El paracaidista, ese juguete que tirabas por la ventana y luego no encontrabas. Tal vez no estuviera hecho para tirarlo por las ventanas, pero si no, ¿qué gracia tenía?. ¡Ah, sí, subir una silla sobre una mesa, subirte a la mesa y a la silla para buscar un lugar alto y disfrutar del vuelo. Del tuyo, que aterrizabas contra la esquina de la mesa. Otra brecha de tres puntos y otra familia unida camino de urgencias.

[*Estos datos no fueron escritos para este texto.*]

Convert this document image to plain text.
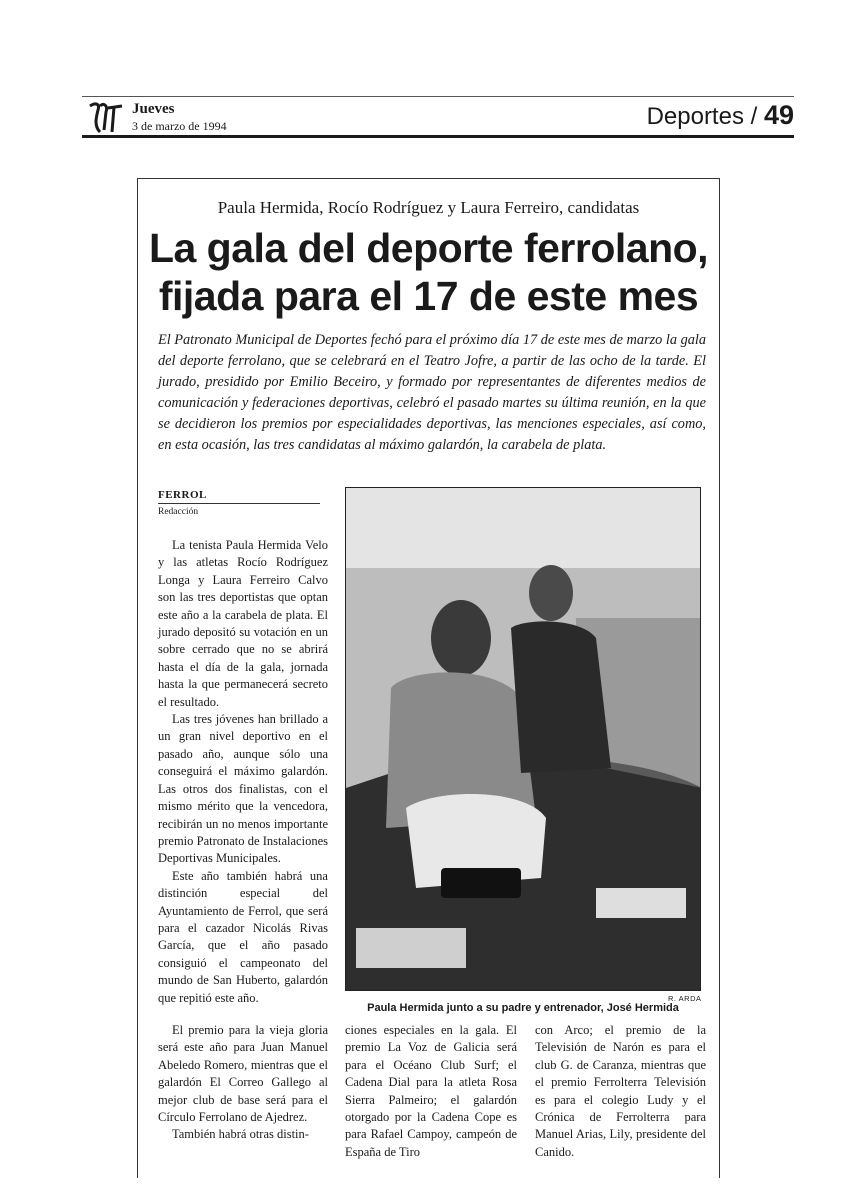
Jueves
3 de marzo de 1994	Deportes / 49
Paula Hermida, Rocío Rodríguez y Laura Ferreiro, candidatas
La gala del deporte ferrolano,
fijada para el 17 de este mes
El Patronato Municipal de Deportes fechó para el próximo día 17 de este mes de marzo la gala del deporte ferrolano, que se celebrará en el Teatro Jofre, a partir de las ocho de la tarde. El jurado, presidido por Emilio Beceiro, y formado por representantes de diferentes medios de comunicación y federaciones deportivas, celebró el pasado martes su última reunión, en la que se decidieron los premios por especialidades deportivas, las menciones especiales, así como, en esta ocasión, las tres candidatas al máximo galardón, la carabela de plata.
FERROL
Redacción

La tenista Paula Hermida Velo y las atletas Rocío Rodríguez Longa y Laura Ferreiro Calvo son las tres deportistas que optan este año a la carabela de plata. El jurado depositó su votación en un sobre cerrado que no se abrirá hasta el día de la gala, jornada hasta la que permanecerá secreto el resultado.

Las tres jóvenes han brillado a un gran nivel deportivo en el pasado año, aunque sólo una conseguirá el máximo galardón. Las otros dos finalistas, con el mismo mérito que la vencedora, recibirán un no menos importante premio Patronato de Instalaciones Deportivas Municipales.

Este año también habrá una distinción especial del Ayuntamiento de Ferrol, que será para el cazador Nicolás Rivas García, que el año pasado consiguió el campeonato del mundo de San Huberto, galardón que repitió este año.

El premio para la vieja gloria será este año para Juan Manuel Abeledo Romero, mientras que el galardón El Correo Gallego al mejor club de base será para el Círculo Ferrolano de Ajedrez.

También habrá otras distin-

ciones especiales en la gala. El premio La Voz de Galicia será para el Océano Club Surf; el Cadena Dial para la atleta Rosa Sierra Palmeiro; el galardón otorgado por la Cadena Cope es para Rafael Campoy, campeón de España de Tiro

con Arco; el premio de la Televisión de Narón es para el club G. de Caranza, mientras que el premio Ferrolterra Televisión es para el colegio Ludy y el Crónica de Ferrolterra para Manuel Arias, Lily, presidente del Canido.

R. ARDA
Paula Hermida junto a su padre y entrenador, José Hermida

Mi querido amigo el Oso Goloso, claro que tuve uno, como cualquier peluche que saliera a la venta, eran los únicos juguetes que me gustaban y con los que no parecía la niña del exorcista. Cuando perdió su pañuelito mi madre le hizo un jersey de lana a juego con otro para mí, eso no evitó que el material del osito me provocara ataques de asma terribles, por mucho que mi abuela lo lavara con jabón lagarto, que parece que era el curatodo de las cosas textiles (el curatodo humano era la mercromina) porque no había forma de quitarme el dichoso oso. Era más entrañable llegar a urgencias en hipoxia, esta vez por un ataque de asma agudo, abrazada a tu osito. Me lo cambiaron por otro peluche, desde entonces le sigo buscando, Señor Gutiérrez ¿dónde estás? (así se llamaba).

A esta muñeca tuve el gusto de no conocerla. Ahora con las dietas de omega 6 y lo mal visto que está el colesterol y las grasas saturadas de origen animal, no creo que tuviera mucho éxito. Aunque me pregunto, ¿realmente esta muñeca comía grasas?. Yo conocí la versión papillitas, llamadadas “cagoncetes” y los muñecos de biberón, llamados “meoncetes”. Nunca le encontré la gracia, salvo practicarles autopsias para ver si tenían estómago y riñones.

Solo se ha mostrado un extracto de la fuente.